Kontroversi Pelantikan Sekda Ende
Oleh Frans Anggal
Setelah menanti setahun lebih, Kabupaten Ende akhirnya memiliki seorang sekda definitif. Yoseph Ansar Rera. Ia dilantik di Ende oleh Gubernur Frans Lebu Raya pada Sabtu 29 Mei 2010 (Flores Pos Senin 31 Mei 2010).
Ansar Rera, putra daerah Sikka. Ia satu dari tiga kandidat yang diusulkan bupati ke gubernur untuk selanjutnya diteruskan ke mendagri guna ditetapkan salah satunya. Dua lainnya, Dominikus M Mere, putra daerah Ende, dan Agus Harapan, putra daerah Manggarai.
Atribut putra daerah sengaja kita cuatkan. Sebab, di Ende, selama setahun lebih jabatan sekda lowong, wacana putra daerah sangat terasa. Terkesan, sebagian kalangan inginkan sekda ’harus’ orang Ende. Tak terkecuali, sebagian kalangan DPRD. Mereka rajin wacanakan di koran.
Bedanya dengan yang lain, mungkin karena politikus, kalangan DPRD ’diplomatis’. Mereka gunakan bahasa, tidak hanya untuk ungkapkan sesuatu, tapi juga untuk sembunyikan sesuatu. Lemparnya jauh, jatuhnya dekat. Hingga sehari jelang pelantikan Ansar Rera, ’diplomasi’ itu masih terasa. Contoh, ucapan Ketua Komisi A DPRD H. Yusuf Oang. ”Karena beliau ini (Ansar Rera) dari luar dan baru masuk ke wilayah kita, beliau harus menguasai betul wilayah kita ....” (Flores Pos Sabtu 29 Mei 2010).

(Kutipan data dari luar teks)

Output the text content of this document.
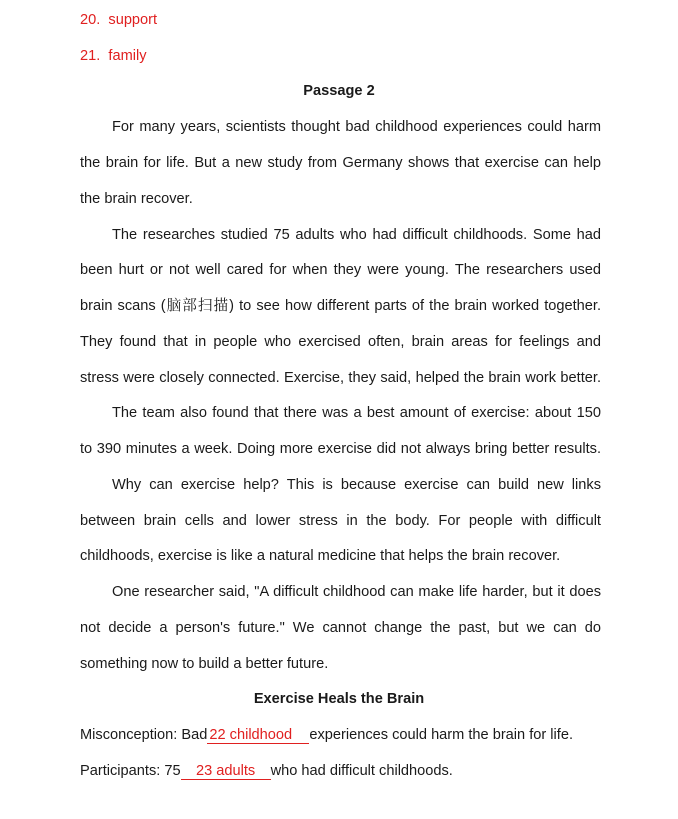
20. support
21. family
Passage 2
For many years, scientists thought bad childhood experiences could harm
the brain for life. But a new study from Germany shows that exercise can help
the brain recover.
The researches studied 75 adults who had difficult childhoods. Some had
been hurt or not well cared for when they were young. The researchers used
brain scans (脑部扫描) to see how different parts of the brain worked together.
They found that in people who exercised often, brain areas for feelings and
stress were closely connected. Exercise, they said, helped the brain work better.
The team also found that there was a best amount of exercise: about 150
to 390 minutes a week. Doing more exercise did not always bring better results.
Why can exercise help? This is because exercise can build new links
between brain cells and lower stress in the body. For people with difficult
childhoods, exercise is like a natural medicine that helps the brain recover.
One researcher said, "A difficult childhood can make life harder, but it does
not decide a person's future." We cannot change the past, but we can do
something now to build a better future.
Exercise Heals the Brain
Misconception: Bad 22 childhood experiences could harm the brain for life.
Participants: 75 23 adults who had difficult childhoods.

Secara tekstual, pernyataan ini ’bermasalah’. Bila dilengkapi: karena Ansar Rera bukan putra Ende dan baru masuk Ende, tentu ia belum atau tidak menguasai wilayah Ende, maka ia harus belajar agar menguasai betul wilayah Ende.
Pertanyaan kita. Pertama, kalau dia putra Ende dan lama tinggal di Ende, apakah otomatis dia menguasai betul wilayah Ende? Belum tentu! Kedua, kalau dia menguasai betul wilayah Ende, apakah otomatis ia menjadi sekda yang baik? Belum tentu! Ketiga, apakah harus seorang sekda yang tupoksinya birokratis-administratif menguasai wilayah? Tidak! Kalau begitu, kenapa sekda dikaitkan, malah disertai keharusan, dengan hal itu?

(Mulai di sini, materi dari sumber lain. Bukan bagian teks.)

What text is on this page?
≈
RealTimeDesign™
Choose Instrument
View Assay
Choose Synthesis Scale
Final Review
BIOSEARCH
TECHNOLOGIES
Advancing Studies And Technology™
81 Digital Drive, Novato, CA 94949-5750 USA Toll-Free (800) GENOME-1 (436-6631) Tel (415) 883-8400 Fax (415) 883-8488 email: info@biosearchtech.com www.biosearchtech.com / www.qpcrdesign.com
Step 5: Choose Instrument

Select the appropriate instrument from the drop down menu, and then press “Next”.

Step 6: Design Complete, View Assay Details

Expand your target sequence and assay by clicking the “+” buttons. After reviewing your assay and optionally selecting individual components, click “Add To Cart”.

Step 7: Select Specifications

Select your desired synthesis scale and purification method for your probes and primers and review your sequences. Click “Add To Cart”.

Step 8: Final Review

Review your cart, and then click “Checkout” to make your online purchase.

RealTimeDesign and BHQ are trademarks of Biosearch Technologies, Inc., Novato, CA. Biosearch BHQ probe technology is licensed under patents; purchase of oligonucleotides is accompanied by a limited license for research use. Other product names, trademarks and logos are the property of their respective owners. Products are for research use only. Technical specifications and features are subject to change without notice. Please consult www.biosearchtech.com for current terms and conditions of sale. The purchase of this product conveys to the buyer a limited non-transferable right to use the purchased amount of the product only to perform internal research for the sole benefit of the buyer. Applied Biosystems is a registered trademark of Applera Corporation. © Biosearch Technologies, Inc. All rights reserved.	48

Untuk menjawabnya, cara wawas kita tidak cukup kalau hanya tekstual. Perlu juga kontekstual. Konteksnya dapat kita telusuri dari frasa tertentu pada ucapan tadi. Biar jelas, kita kapitalkan: ”Karena beliau ini DARI LUAR dan BARU MASUK ke WILAYAH KITA, beliau harus menguasai betul WILAYAH KITA ....”
Frasa kapital itu tidak sekadar lahir dari bibir. Tapi lahir dari pola pikir yang masih hidup di Kabupaten Ende. Pola pikir dikotomi antara ”ata mai” (pendatang) dan ”ata mera” (warga asli). Dikotomi ini selalu dibantah dalam tataran wacana. Namun, selalu muncul kembali dalam tataran praksis. Salah satunya, dalam praksis berbahasa. Contohnya, bahasa kalangan DPRD itu.
Tampaknya, pola dikotomi ini masih sangat kuat, sampai-sampai jabatan sekda yang tupoksinya birokratis-administratif diembel-embeli kriteria ”ata mera” dalam bungkusan bahasa diplomatis ”menguasai betul wilayah”. Kriteria yang lebih pas untuk jabatan politik bupati-wabup ini dipaksakan untuk sekda. Padahal sekda itu jabatan karier birokrat. Dia urus ”kertas yang bergerak”, bukan urus tanah, air, jalan, dll.
Lagi pula, tak ada presedennya sekda ”ata mera” lebih baik daripada sekda ”ata mai”. Malah, bisa sebaliknya. Sekda ”ata mera” yang ”menguasai betul wilayah” akan berdaya rusak dahsyat kalau dia jahat. Bahayanya: personalisasi birokrasi. Ia mudah membawa masuk pola-pola emosionalitas dan hubungan pribadi ke dalam struktur anonim birokrasi. KKN jadi subur. Sudah terbukti.
Karena itulah, pada masa Gubernur Ben Mboi, sekda selalu bukan putra daerah setempat. Ini kebijakan yang tepat. Maka, Ansar Rera pun pilihan yang tepat. Selamat bertugas, Pak Ansar Rera!